Custom dependency to read in the descriptions from the text files
"""
if not lr.data_type == DataType.IMAGE:
# Only do it for images.
return None
# Find relevant entries via the look up
lr_tag = lr.client_metadata["Tag"]
group_dict = label_row_groups[lr_tag]
lr_8B = group_dict["Text_8B"]
lr_16B = group_dict["Text_16B"]
# Initialize labels to get signed urls
with Bundle() as bundle:
if not lr_8B.is_labelling_initialised:
lr_8B.initialise_labels(include_signed_url=True, bundle=bundle)
if not lr_16B.is_labelling_initialised:
lr_16B.initialise_labels(include_signed_url=True, bundle=bundle)
# Load the content from the text files
with fetch_asset_lr(lr_8B) as path_asset_8B:
asset_8B = path_asset_8B.read_text()
with fetch_asset_lr(lr_16B) as path_asset_16B:
asset_16B = path_asset_16B.read_text()
return asset_8B, asset_16B
def choose_better_answer(lr: LabelRowV2, frame: Frame, choice_1: str, choice_2: str) -> None:
"""Choose the better answer from the two options and write it onto the LabelRow"""
classification_instances = call_openai_for_comparison(frame, choice_1, choice_2)
# Store the answers in the label row
for inst in classification_instances:
inst.set_for_frames()
lr.add_classification_instance(inst)
@runner.stage(
stage="LLM as Judge",
label_row_metadata_include_args=LabelRowMetadataIncludeArgs(include_client_metadata=True),
)
def judge_labels(
lr: LabelRowV2,
responses: Annotated[tuple[str, str] | None, Depends(dep_llm_answers)],
) -> str | None:
if not responses:
# This means that we're looking at a text file.

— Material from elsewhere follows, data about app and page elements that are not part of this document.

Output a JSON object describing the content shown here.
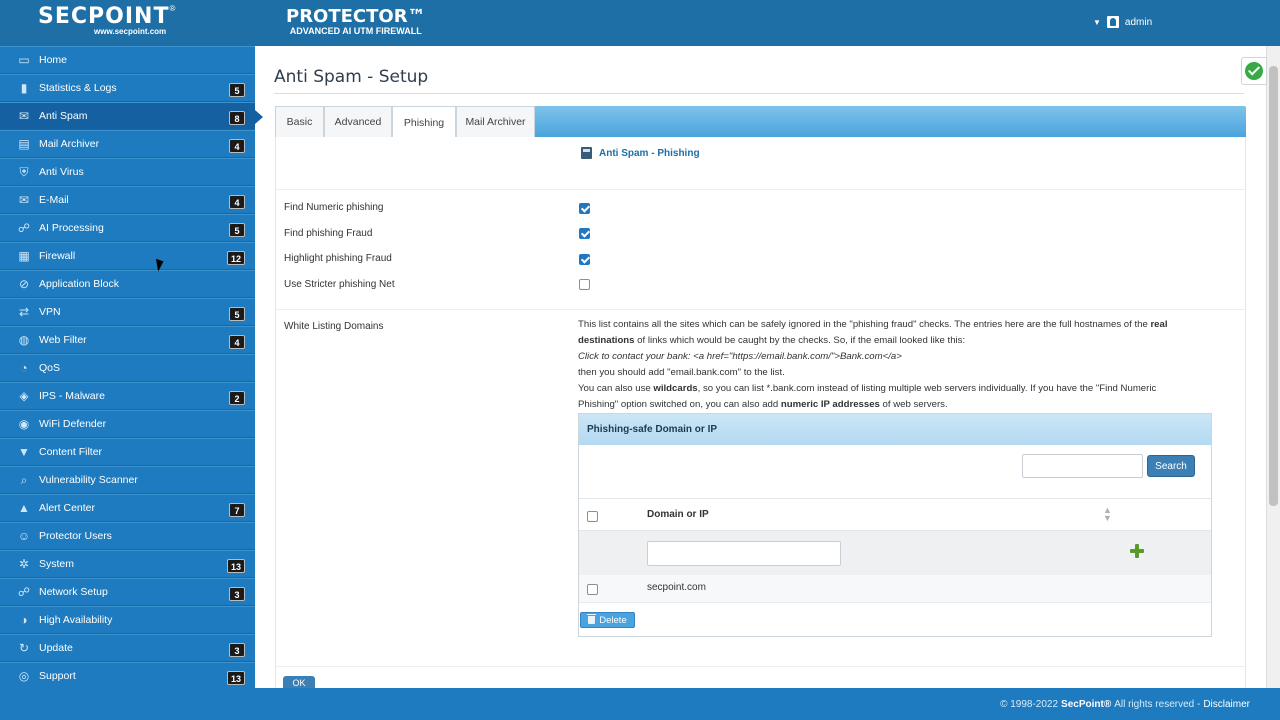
{
  "header": {
    "brand": "SECPOINT",
    "brand_reg": "®",
    "brand_url": "www.secpoint.com",
    "product": "PROTECTOR™",
    "product_sub": "ADVANCED AI UTM FIREWALL",
    "user": "admin"
  },
  "sidebar": {
    "items": [
      {
        "label": "Home",
        "icon": "monitor-icon",
        "badge": ""
      },
      {
        "label": "Statistics & Logs",
        "icon": "bar-chart-icon",
        "badge": "5"
      },
      {
        "label": "Anti Spam",
        "icon": "mail-filter-icon",
        "badge": "8",
        "active": true
      },
      {
        "label": "Mail Archiver",
        "icon": "archive-icon",
        "badge": "4"
      },
      {
        "label": "Anti Virus",
        "icon": "shield-icon",
        "badge": ""
      },
      {
        "label": "E-Mail",
        "icon": "email-icon",
        "badge": "4"
      },
      {
        "label": "AI Processing",
        "icon": "network-icon",
        "badge": "5"
      },
      {
        "label": "Firewall",
        "icon": "firewall-icon",
        "badge": "12"
      },
      {
        "label": "Application Block",
        "icon": "block-icon",
        "badge": ""
      },
      {
        "label": "VPN",
        "icon": "vpn-icon",
        "badge": "5"
      },
      {
        "label": "Web Filter",
        "icon": "globe-icon",
        "badge": "4"
      },
      {
        "label": "QoS",
        "icon": "qos-icon",
        "badge": ""
      },
      {
        "label": "IPS - Malware",
        "icon": "ips-icon",
        "badge": "2"
      },
      {
        "label": "WiFi Defender",
        "icon": "wifi-icon",
        "badge": ""
      },
      {
        "label": "Content Filter",
        "icon": "filter-icon",
        "badge": ""
      },
      {
        "label": "Vulnerability Scanner",
        "icon": "scanner-icon",
        "badge": ""
      },
      {
        "label": "Alert Center",
        "icon": "alert-icon",
        "badge": "7"
      },
      {
        "label": "Protector Users",
        "icon": "users-icon",
        "badge": ""
      },
      {
        "label": "System",
        "icon": "gear-icon",
        "badge": "13"
      },
      {
        "label": "Network Setup",
        "icon": "network-setup-icon",
        "badge": "3"
      },
      {
        "label": "High Availability",
        "icon": "ha-icon",
        "badge": ""
      },
      {
        "label": "Update",
        "icon": "refresh-icon",
        "badge": "3"
      },
      {
        "label": "Support",
        "icon": "support-icon",
        "badge": "13"
      }
    ]
  },
  "main": {
    "title": "Anti Spam - Setup",
    "tabs": [
      "Basic",
      "Advanced",
      "Phishing",
      "Mail Archiver"
    ],
    "active_tab": "Phishing",
    "section_title": "Anti Spam - Phishing",
    "options": [
      {
        "label": "Find Numeric phishing",
        "checked": true
      },
      {
        "label": "Find phishing Fraud",
        "checked": true
      },
      {
        "label": "Highlight phishing Fraud",
        "checked": true
      },
      {
        "label": "Use Stricter phishing Net",
        "checked": false
      }
    ],
    "whitelist_label": "White Listing Domains",
    "desc": {
      "l1a": "This list contains all the sites which can be safely ignored in the \"phishing fraud\" checks. The entries here are the full hostnames of the ",
      "l1b": "real",
      "l2a": "destinations",
      "l2b": " of links which would be caught by the checks. So, if the email looked like this:",
      "l3": "Click to contact your bank: <a href=\"https://email.bank.com/\">Bank.com</a>",
      "l4": "then you should add \"email.bank.com\" to the list.",
      "l5a": "You can also use ",
      "l5b": "wildcards",
      "l5c": ", so you can list *.bank.com instead of listing multiple web servers individually. If you have the \"Find Numeric",
      "l6a": "Phishing\" option switched on, you can also add ",
      "l6b": "numeric IP addresses",
      "l6c": " of web servers."
    },
    "table": {
      "title": "Phishing-safe Domain or IP",
      "search_value": "",
      "search_button": "Search",
      "column": "Domain or IP",
      "new_value": "",
      "rows": [
        "secpoint.com"
      ],
      "delete_button": "Delete"
    },
    "ok_button": "OK"
  },
  "footer": {
    "copy": "© 1998-2022",
    "company": "SecPoint®",
    "rights": "All rights reserved -",
    "disclaimer": "Disclaimer"
  },
  "colors": {
    "header": "#1d6fa5",
    "sidebar": "#1e7bbf",
    "accent": "#3b7fb4"
  }
}
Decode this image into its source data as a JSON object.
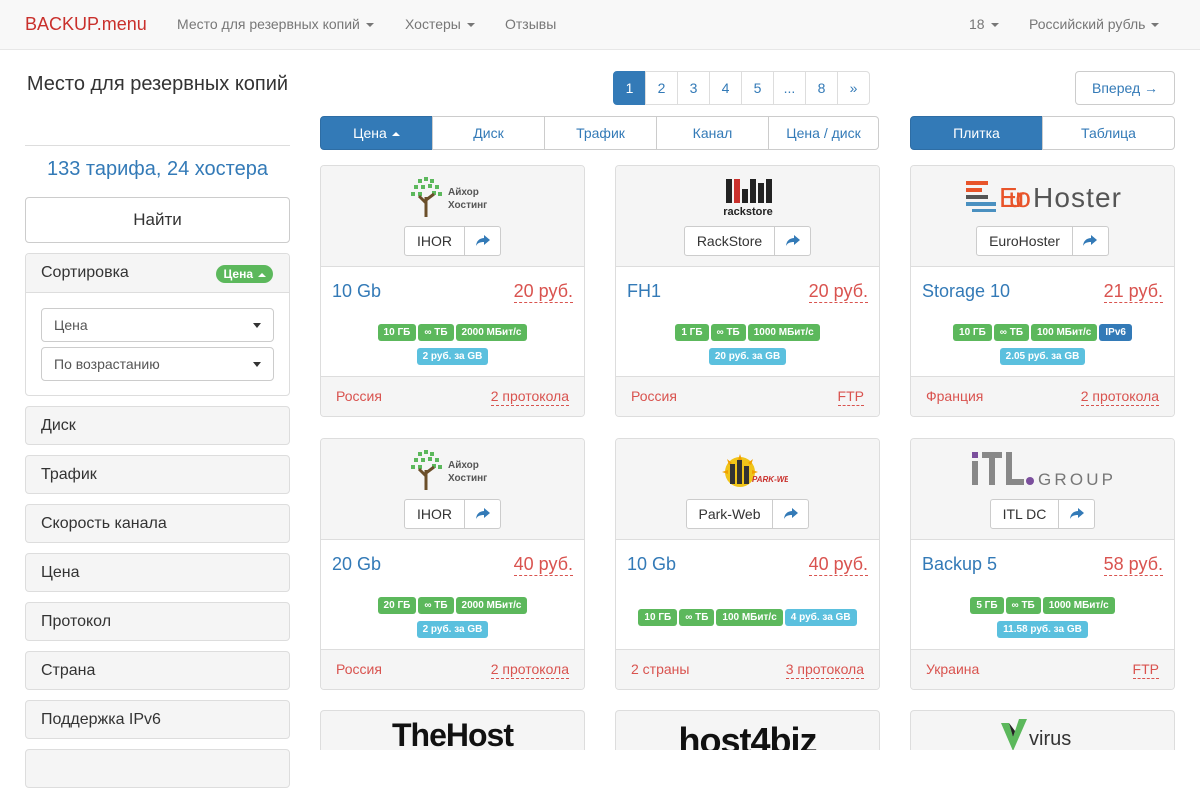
{
  "navbar": {
    "brand": "BACKUP.menu",
    "menu": [
      {
        "label": "Место для резервных копий",
        "dropdown": true
      },
      {
        "label": "Хостеры",
        "dropdown": true
      },
      {
        "label": "Отзывы",
        "dropdown": false
      }
    ],
    "per_page": "18",
    "currency": "Российский рубль"
  },
  "sidebar": {
    "title": "Место для резервных копий",
    "summary": "133 тарифа, 24 хостера",
    "find_button": "Найти",
    "sort": {
      "heading": "Сортировка",
      "badge": "Цена",
      "field_value": "Цена",
      "order_value": "По возрастанию"
    },
    "filters": [
      "Диск",
      "Трафик",
      "Скорость канала",
      "Цена",
      "Протокол",
      "Страна",
      "Поддержка IPv6"
    ]
  },
  "pagination": {
    "pages": [
      "1",
      "2",
      "3",
      "4",
      "5",
      "...",
      "8",
      "»"
    ],
    "active": "1",
    "forward": "Вперед →"
  },
  "sort_tabs": {
    "items": [
      "Цена",
      "Диск",
      "Трафик",
      "Канал",
      "Цена / диск"
    ],
    "active": "Цена"
  },
  "view_tabs": {
    "items": [
      "Плитка",
      "Таблица"
    ],
    "active": "Плитка"
  },
  "cards": [
    {
      "host": "IHOR",
      "logo_text": "Айхор Хостинг",
      "tariff": "10 Gb",
      "price": "20 руб.",
      "badges": [
        [
          "10 ГБ",
          "∞ ТБ",
          "2000 МБит/с"
        ],
        [
          "2 руб. за GB"
        ]
      ],
      "country": "Россия",
      "protocols": "2 протокола"
    },
    {
      "host": "RackStore",
      "logo_text": "rackstore",
      "tariff": "FH1",
      "price": "20 руб.",
      "badges": [
        [
          "1 ГБ",
          "∞ ТБ",
          "1000 МБит/с"
        ],
        [
          "20 руб. за GB"
        ]
      ],
      "country": "Россия",
      "protocols": "FTP"
    },
    {
      "host": "EuroHoster",
      "logo_text": "EuroHoster",
      "tariff": "Storage 10",
      "price": "21 руб.",
      "badges": [
        [
          "10 ГБ",
          "∞ ТБ",
          "100 МБит/с",
          "IPv6"
        ],
        [
          "2.05 руб. за GB"
        ]
      ],
      "country": "Франция",
      "protocols": "2 протокола"
    },
    {
      "host": "IHOR",
      "logo_text": "Айхор Хостинг",
      "tariff": "20 Gb",
      "price": "40 руб.",
      "badges": [
        [
          "20 ГБ",
          "∞ ТБ",
          "2000 МБит/с"
        ],
        [
          "2 руб. за GB"
        ]
      ],
      "country": "Россия",
      "protocols": "2 протокола"
    },
    {
      "host": "Park-Web",
      "logo_text": "PARK-WEB",
      "tariff": "10 Gb",
      "price": "40 руб.",
      "badges": [
        [
          "10 ГБ",
          "∞ ТБ",
          "100 МБит/с",
          "4 руб. за GB"
        ]
      ],
      "country": "2 страны",
      "protocols": "3 протокола"
    },
    {
      "host": "ITL DC",
      "logo_text": "ITL.GROUP",
      "tariff": "Backup 5",
      "price": "58 руб.",
      "badges": [
        [
          "5 ГБ",
          "∞ ТБ",
          "1000 МБит/с"
        ],
        [
          "11.58 руб. за GB"
        ]
      ],
      "country": "Украина",
      "protocols": "FTP"
    }
  ],
  "partial_logos": [
    "TheHost",
    "host4biz",
    "virus"
  ],
  "colors": {
    "primary": "#337ab7",
    "brand": "#c9302c",
    "price": "#d9534f",
    "badge_green": "#5cb85c",
    "badge_info": "#5bc0de",
    "badge_ipv6": "#337ab7"
  }
}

# Just send it directly to review. Keep text files on same stage as the images
return "LLM Ruling"
frame = Frame(frame=0, content=dep_single_frame(lr))
response_8B, response_16B = responses
choose_better_answer(lr, frame, response_8B, response_16B)
lr.save()
return "LLM Ruling"
Execute runner
runner()
Outcome¶
If you've followed the steps above, you now have a workflow that leverages multiple VLM captioning methods and an additional model to select the best caption. This approach is particularly useful for training or fine-tuning a captioning model.